Он встал, бережно ощупал последний пятиалтынный и в то же мгновение
увидел стойку буфета, блюда с закусками, влажные рюмки и вереницу жующих
ртов. Глазунов сморщился: тратить пятиалтынный ему не хотелось, но, полный
озлобленного протеста против всех и себя самого, дрожащего над бесполезной
изменить будущее монетой, бессознательно ускорил шаги, соображая, что "все
равно".
"Я съем пирожок, - думал он, - пирожок стоит пять копеек, еще останется
десять. И... и... съем еще пирожок... а может быть, выпить одну рюмку?
Какая, в сущности, польза от того, что завтра я буду в состоянии купить
булку, когда нет ни чая, ни сахара? Все равно уж".
Оставшись без копейки, Глазунов почувствовал облегчение. Пятиалтынный
целые сутки жег его карман, это была какая-то стыдливая надежда, тягостная
мечта о деньгах, грустный упрек желудка, твердившего Глазунову: "Я пуст, а
ведь есть еще пятнадцать копеек!" Теперь маленький жалкий Рубикон был
позади, в выручке ресторана. Нежная теплота водки оживляла мускулы, вялые от
усталости и тоски. Вкус пирожков щекотал челюсти. Глазунов пил мало, рюмка
воодушевляла его. Он шел свободнее, смотрел добрее. Ночлега у него не было.
Прошлая ночь, проведенная у знакомых, - с кислыми извинениями за грязную
простыню, с натянутою вежливостью хозяйки и угрюмым лицом хозяина - вызывала
в нем темную боль обиды. Он бесился, вспоминая себя - болезненно
напрягавшего слух, чтобы уловить хоть слово из сердитого гула голосов за
перегородкой, отделявшей хозяйскую спальню; ему казалось, что бранят
непременно его, назойливого неудачника, стесняющего других. Это было
единственное пристанище, куда его пустили бы и сегодня, но идти было тяжело.
Оставались углы бульвара, собачий холод рассвета, сырость мха.

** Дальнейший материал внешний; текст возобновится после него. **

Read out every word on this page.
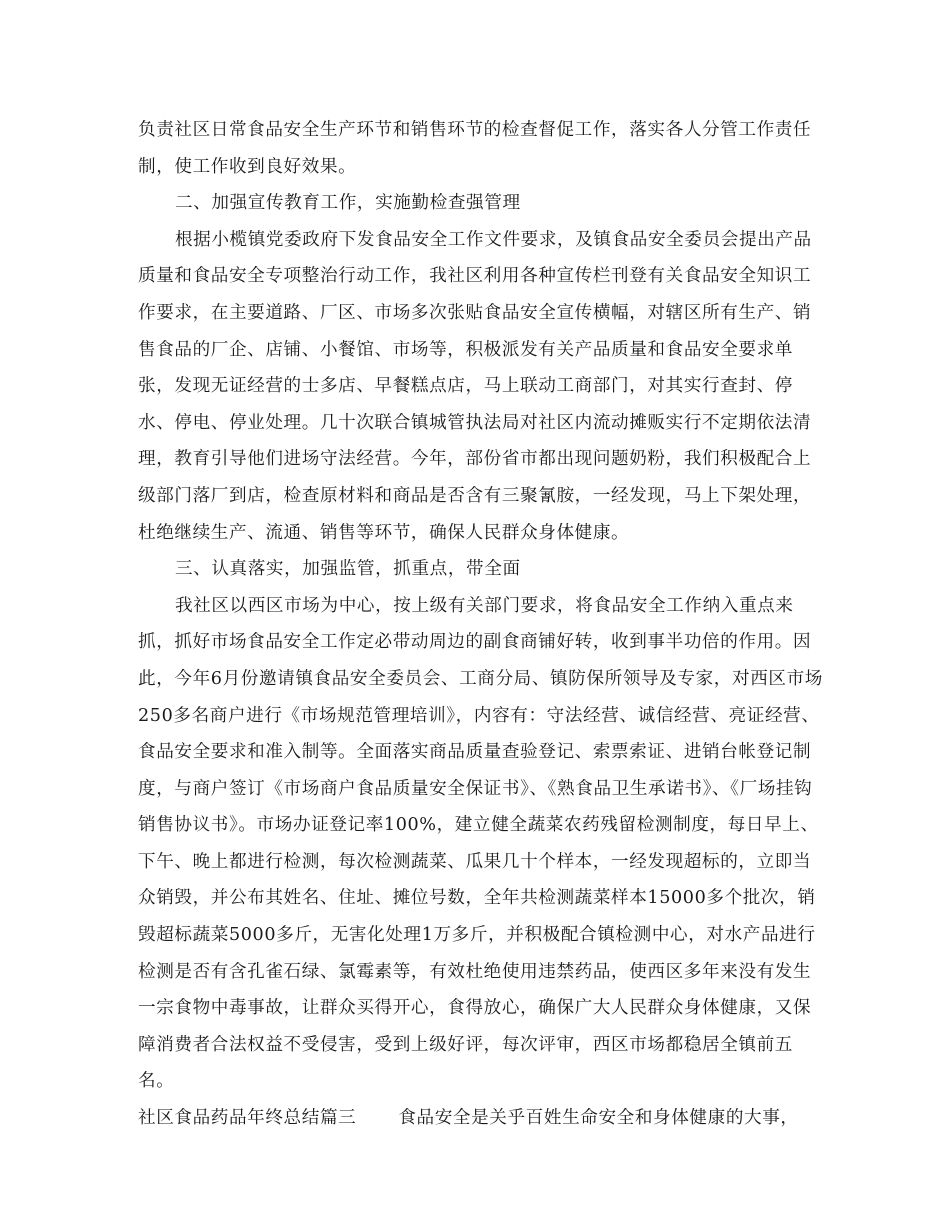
负责社区日常食品安全生产环节和销售环节的检查督促工作，落实各人分管工作责任制，使工作收到良好效果。

二、加强宣传教育工作，实施勤检查强管理

根据小榄镇党委政府下发食品安全工作文件要求，及镇食品安全委员会提出产品质量和食品安全专项整治行动工作，我社区利用各种宣传栏刊登有关食品安全知识工作要求，在主要道路、厂区、市场多次张贴食品安全宣传横幅，对辖区所有生产、销售食品的厂企、店铺、小餐馆、市场等，积极派发有关产品质量和食品安全要求单张，发现无证经营的士多店、早餐糕点店，马上联动工商部门，对其实行查封、停水、停电、停业处理。几十次联合镇城管执法局对社区内流动摊贩实行不定期依法清理，教育引导他们进场守法经营。今年，部份省市都出现问题奶粉，我们积极配合上级部门落厂到店，检查原材料和商品是否含有三聚氰胺，一经发现，马上下架处理，杜绝继续生产、流通、销售等环节，确保人民群众身体健康。

三、认真落实，加强监管，抓重点，带全面

我社区以西区市场为中心，按上级有关部门要求，将食品安全工作纳入重点来抓，抓好市场食品安全工作定必带动周边的副食商铺好转，收到事半功倍的作用。因此，今年6月份邀请镇食品安全委员会、工商分局、镇防保所领导及专家，对西区市场250多名商户进行《市场规范管理培训》，内容有：守法经营、诚信经营、亮证经营、食品安全要求和准入制等。全面落实商品质量查验登记、索票索证、进销台帐登记制度，与商户签订《市场商户食品质量安全保证书》、《熟食品卫生承诺书》、《厂场挂钩销售协议书》。市场办证登记率100%，建立健全蔬菜农药残留检测制度，每日早上、下午、晚上都进行检测，每次检测蔬菜、瓜果几十个样本，一经发现超标的，立即当众销毁，并公布其姓名、住址、摊位号数，全年共检测蔬菜样本15000多个批次，销毁超标蔬菜5000多斤，无害化处理1万多斤，并积极配合镇检测中心，对水产品进行检测是否有含孔雀石绿、氯霉素等，有效杜绝使用违禁药品，使西区多年来没有发生一宗食物中毒事故，让群众买得开心，食得放心，确保广大人民群众身体健康，又保障消费者合法权益不受侵害，受到上级好评，每次评审，西区市场都稳居全镇前五名。

社区食品药品年终总结篇三 食品安全是关乎百姓生命安全和身体健康的大事，
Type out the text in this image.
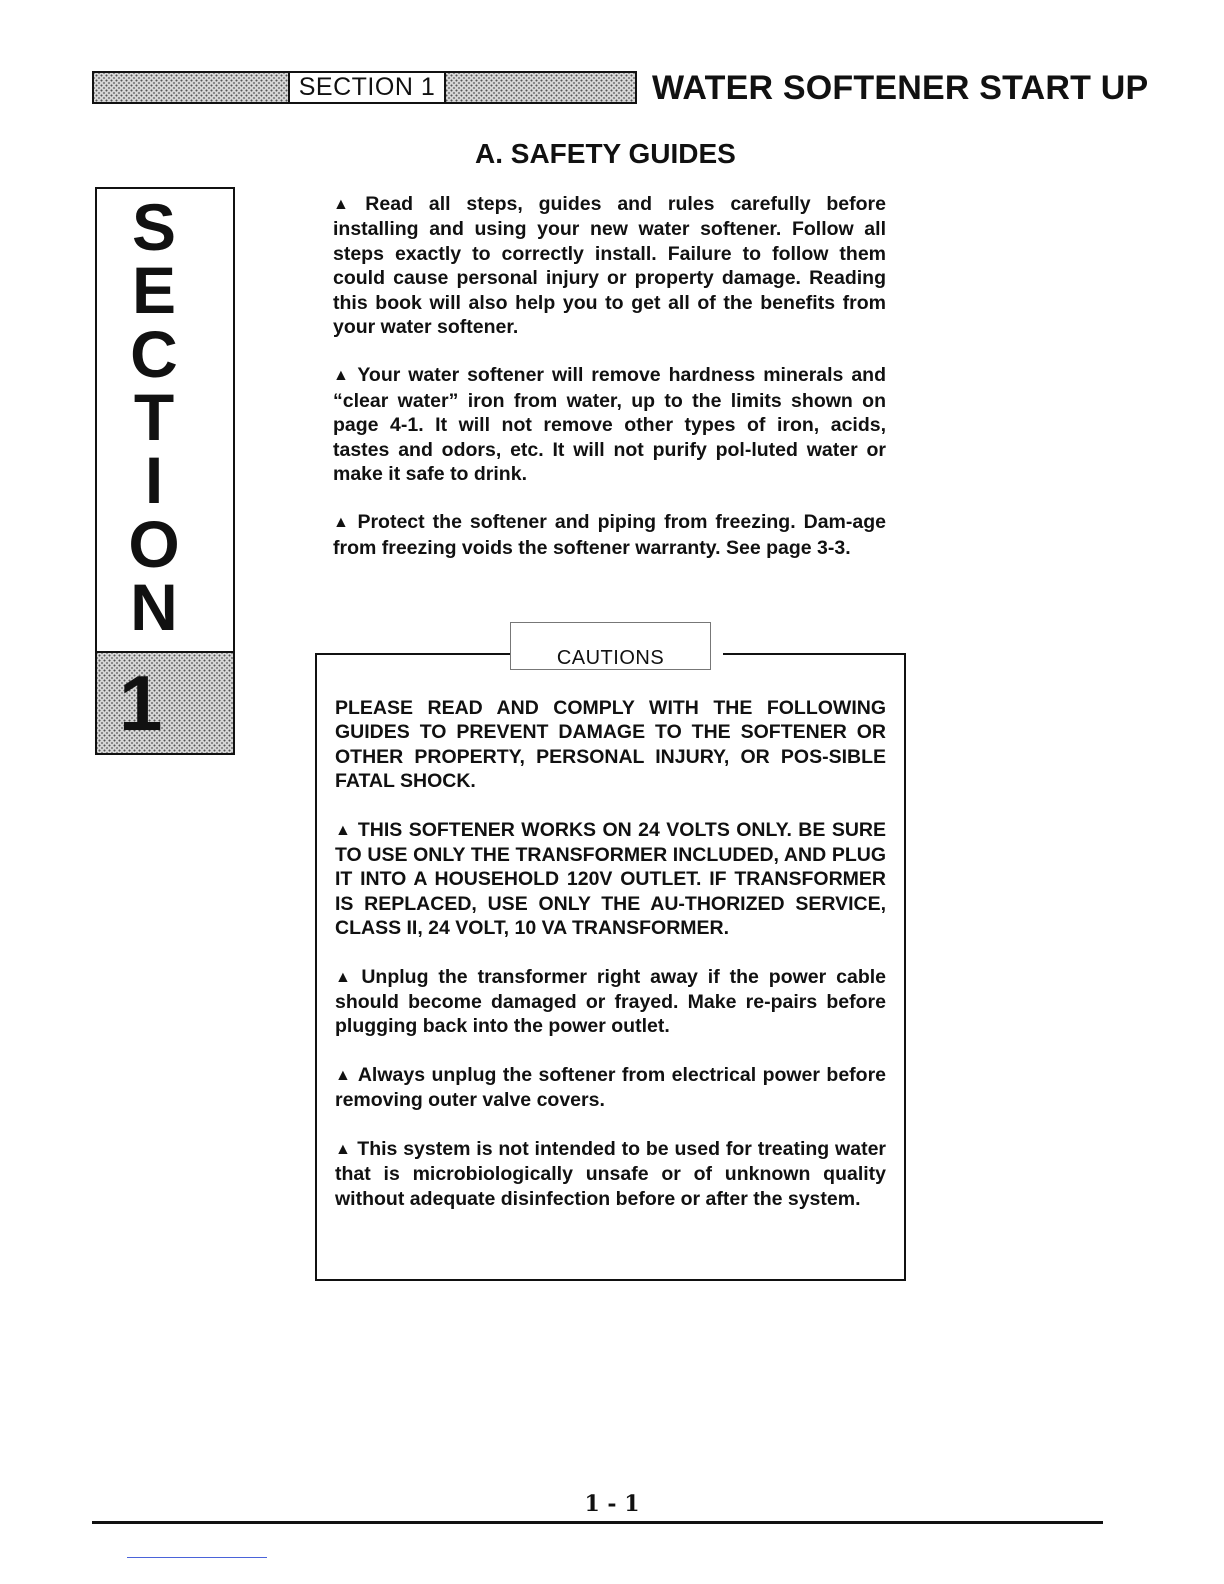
SECTION 1	WATER SOFTENER START UP
A. SAFETY GUIDES
S
E
C
T
I
O
N
1

▲ Read all steps, guides and rules carefully before installing and using your new water softener. Follow all steps exactly to correctly install. Failure to follow them could cause personal injury or property damage. Reading this book will also help you to get all of the benefits from your water softener.

▲ Your water softener will remove hardness minerals and “clear water” iron from water, up to the limits shown on page 4-1. It will not remove other types of iron, acids, tastes and odors, etc. It will not purify pol-luted water or make it safe to drink.

▲ Protect the softener and piping from freezing. Dam-age from freezing voids the softener warranty. See page 3-3.

CAUTIONS

PLEASE READ AND COMPLY WITH THE FOLLOWING GUIDES TO PREVENT DAMAGE TO THE SOFTENER OR OTHER PROPERTY, PERSONAL INJURY, OR POS-SIBLE FATAL SHOCK.

▲ THIS SOFTENER WORKS ON 24 VOLTS ONLY. BE SURE TO USE ONLY THE TRANSFORMER INCLUDED, AND PLUG IT INTO A HOUSEHOLD 120V OUTLET. IF TRANSFORMER IS REPLACED, USE ONLY THE AU-THORIZED SERVICE, CLASS II, 24 VOLT, 10 VA TRANSFORMER.

▲ Unplug the transformer right away if the power cable should become damaged or frayed. Make re-pairs before plugging back into the power outlet.

▲ Always unplug the softener from electrical power before removing outer valve covers.

▲ This system is not intended to be used for treating water that is microbiologically unsafe or of unknown quality without adequate disinfection before or after the system.

1 - 1
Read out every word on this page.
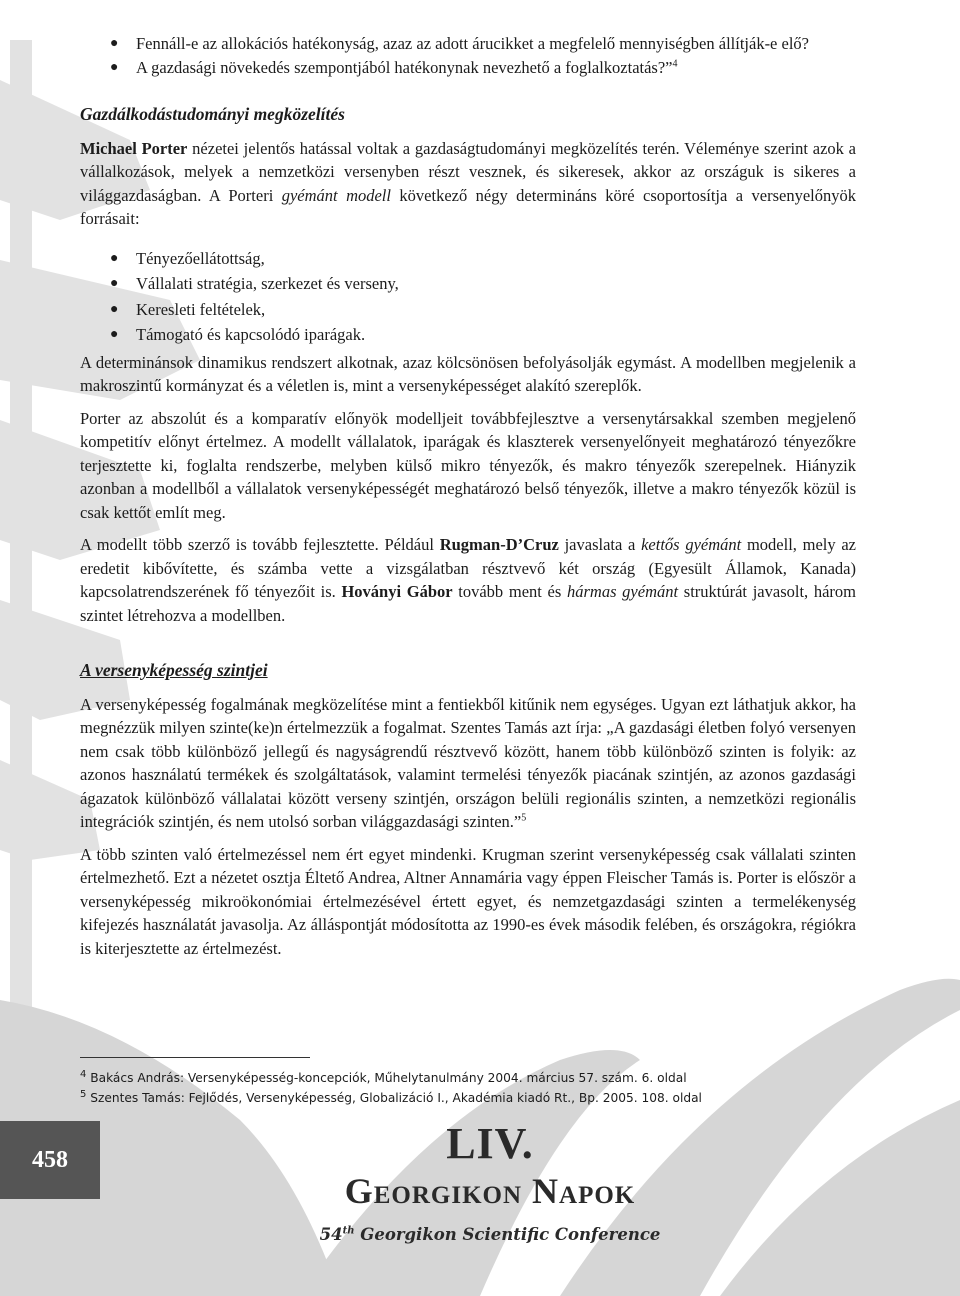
● Fennáll-e az allokációs hatékonyság, azaz az adott árucikket a megfelelő mennyiségben állítják-e elő?
● A gazdasági növekedés szempontjából hatékonynak nevezhető a foglalkoztatás?”$^4$
Gazdálkodástudományi megközelítés

Michael Porter nézetei jelentős hatással voltak a gazdaságtudományi megközelítés terén. Véleménye szerint azok a vállalkozások, melyek a nemzetközi versenyben részt vesznek, és sikeresek, akkor az országuk is sikeres a világgazdaságban. A Porteri gyémánt modell következő négy determináns köré csoportosítja a versenyelőnyök forrásait:

● Tényezőellátottság,
● Vállalati stratégia, szerkezet és verseny,
● Keresleti feltételek,
● Támogató és kapcsolódó iparágak.

A determinánsok dinamikus rendszert alkotnak, azaz kölcsönösen befolyásolják egymást. A modellben megjelenik a makroszintű kormányzat és a véletlen is, mint a versenyképességet alakító szereplők.

Porter az abszolút és a komparatív előnyök modelljeit továbbfejlesztve a versenytársakkal szemben megjelenő kompetitív előnyt értelmez. A modellt vállalatok, iparágak és klaszterek versenyelőnyeit meghatározó tényezőkre terjesztette ki, foglalta rendszerbe, melyben külső mikro tényezők, és makro tényezők szerepelnek. Hiányzik azonban a modellből a vállalatok versenyképességét meghatározó belső tényezők, illetve a makro tényezők közül is csak kettőt említ meg.

A modellt több szerző is tovább fejlesztette. Például Rugman-D’Cruz javaslata a kettős gyémánt modell, mely az eredetit kibővítette, és számba vette a vizsgálatban résztvevő két ország (Egyesült Államok, Kanada) kapcsolatrendszerének fő tényezőit is. Hoványi Gábor tovább ment és hármas gyémánt struktúrát javasolt, három szintet létrehozva a modellben.

A versenyképesség szintjei

A versenyképesség fogalmának megközelítése mint a fentiekből kitűnik nem egységes. Ugyan ezt láthatjuk akkor, ha megnézzük milyen szinte(ke)n értelmezzük a fogalmat. Szentes Tamás azt írja: „A gazdasági életben folyó versenyen nem csak több különböző jellegű és nagyságrendű résztvevő között, hanem több különböző szinten is folyik: az azonos használatú termékek és szolgáltatások, valamint termelési tényezők piacának szintjén, az azonos gazdasági ágazatok különböző vállalatai között verseny szintjén, országon belüli regionális szinten, a nemzetközi regionális integrációk szintjén, és nem utolsó sorban világgazdasági szinten.”$^5$

A több szinten való értelmezéssel nem ért egyet mindenki. Krugman szerint versenyképesség csak vállalati szinten értelmezhető. Ezt a nézetet osztja Éltető Andrea, Altner Annamária vagy éppen Fleischer Tamás is. Porter is először a versenyképesség mikroökonómiai értelmezésével értett egyet, és nemzetgazdasági szinten a termelékenység kifejezés használatát javasolja. Az álláspontját módosította az 1990-es évek második felében, és országokra, régiókra is kiterjesztette az értelmezést.

$^4$ Bakács András: Versenyképesség-koncepciók, Műhelytanulmány 2004. március 57. szám. 6. oldal
$^5$ Szentes Tamás: Fejlődés, Versenyképesség, Globalizáció I., Akadémia kiadó Rt., Bp. 2005. 108. oldal
458	LIV.
Georgikon Napok
54th Georgikon Scientific Conference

Но прежде, чем решиться променять унижение на покров неба, он подумал о
репетиции и медленно повернул с аллеи в хвойную тьму. Шум стих, в отдалении
кружился чуть слышный темп вальса; ритмичное "там-там" турецкого барабана
неотступно преследовало Глазунова. Он брел, погружая стоптанные ботинки в
скользкую от росы траву, ветви низкорослой рябины стегали его, тонко скулили
невидимые комары, обжигая мгновенным зудом руки и шею, жуткая чернота манила
идти дальше, в самую глубь, и этот, днем так хорошо знакомый пригородный
парк теперь казался бесконечным и неизвестным.
"Вот тут лечь, - подумал Глазунов, удалившись от аллеи шагов на
тридцать, - тут разве под утро будет холодно, а то ничего". Ему сделалось
беспокойно весело: одиночество лесного ночлега отталкивало его комнатную
душу, но таило в себе, несмотря на все, особую, острую привлекательность
новизны. К тому же другого выхода не было. Он бросился в траву,
перевернулся, вытянулся во весь рост. Было просторно, сыро и мягко. Нечто
похожее на шушуканье раздалось сзади, но Глазунов не обратил на это никакого
внимания. Он встал, встряхнулся и легонько свистнул, как бы говоря этим:
"Вот я какой, ну-те!" Кто-то прыснул от сдержанного смеха и так близко, что
Глазунов вздрогнул. В то же мгновение сотни, тысячи рук схватили его со всех
сторон, теребя платье, бока, плечи; цепкие пальцы впились в локти, и странно
испуганный Глазунов не успел открыть рот, как тьма наполнилась голосами,
кричавшими на все лады:
- Петенька! Петя, сюда! К нам, к нам! Петунчик, не робей! Петушок!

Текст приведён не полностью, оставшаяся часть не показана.